Intravenöse Immunglobuline in der Therapie der multiplen Sklerose


Prof. Dr. Hans-Christoph Diener, Essen

Diese Ausgabe der Arzneimitteltherapie enthält unter anderem einen wichtigen Beitrag von Herrn Professor Stangel aus Hannover zum Stellenwert der intravenösen Immunglobuline in der Therapie der multiplen Sklerose (MS). Die Übersichtsarbeit beschreibt ein Dilemma der modernen Medizin:

Streng genommen sollten nur Therapien Verwendung finden, deren Wirksamkeit in ausreichend großen prospektiven randomisierten Plazebo-kontrollierten Studien belegt wurde. Wenn dies der Fall ist, können die entsprechenden Therapien auch in Leitlinien aufgenommen werden. Die Durchführung solcher Studien ist bei den meisten Therapien auch Voraussetzung für die Zulassung durch die nationalen und europäischen Behörden. Wenn dieser Schritt vollzogen ist, ist in der Regel auch die Kostenerstattung durch die gesetzlichen Krankenkassen kein Problem. Ein anderer Aspekt ist die sogenannte Off-Label-Therapie. Der Einsatz von Arzneistoffen außerhalb ihrer Zulassung ist möglich, wenn es sich um eine schwerwiegende Krankheit handelt, die entweder lebensbedrohlich ist oder zu schweren bleibenden Schäden führt, wenn andere Therapien nicht wirksam, kontraindiziert oder unverträglich waren und wenn es zumindest eine begrenzte Evidenz der Wirksamkeit gibt.

Die Übersicht von Professor Stangel zeigt, dass die Datenlage zu den intravenösen Immunglobulinen bei der multiplen Sklerose sehr heterogen ist. Einer Reihe von kleineren Studien zur schubförmigen MS mit positiver Nutzenbewertung steht eine sehr gute prospektive Plazebo-kontrollierte Studie gegenüber, in der Immunglobuline nicht besser waren als Plazebo.

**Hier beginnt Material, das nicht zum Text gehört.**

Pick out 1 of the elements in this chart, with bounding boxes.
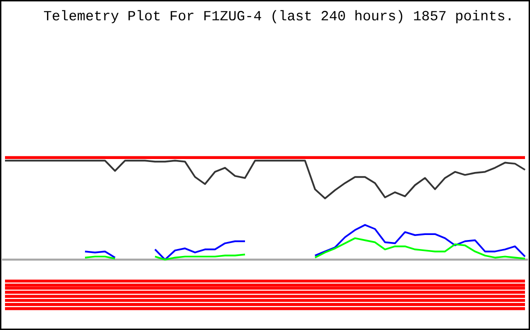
chart-title: Telemetry Plot For F1ZUG-4 (last 240 hours) 1857 points.	[44, 10, 510, 24]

Bei sorgfältiger Abwägung der Evidenz für und gegen die Wirksamkeit intravenöser Immunglobuline bei der schubförmigen multiplen Sklerose ist es fast unmöglich, eine endgültige Entscheidung zu treffen.

Ein besonderes Problem sind Frauen mit multipler Sklerose, bei denen die Erkrankung während der Schwangerschaft exazerbiert. Hier sind die gängigen immunmodulatorischen Therapien kontraindiziert. Immunglobuline haben den großen Vorteil, dass sie auch in der Schwangerschaft fast keine Nebenwirkungen haben und nicht teratogen wirken. Demgegenüber steht die sehr spärliche Datenlage, aus der sich nicht eindeutig entnehmen lässt, dass Immunglobuline zur Schubprophylaxe der MS während der Schwangerschaft wirklich wirksam sind. Das Problem wird noch dadurch akzentuiert, dass eine Behandlung mit Immunglobulinen sehr teuer ist und daher die Entscheidung zum Einsatz bei Frauen mit MS in der Schwangerschaft sehr kritisch abgewogen werden muss.

Es wäre außerordentlich begrüßenswert, wenn sich einer der großen Hersteller von Immunglobulinen doch entschließen könnte, eine ausreichend gepowerte prospektive Studie zur Wirksamkeit intravenöser Immunglobuline zur Schubprophylaxe der MS durchzuführen – bevorzugt allerdings bei Frauen während der Schwangerschaft. Möglicherweise könnte sich auch das Kompetenznetz Multiple Sklerose mit einer entsprechenden Studie beim Studienprogramm „Klinische Studien“ der Deutschen Forschungsgemeinschaft (DFG) und des Bundesministeriums für Bildung und Forschung (BMBF) bewerben.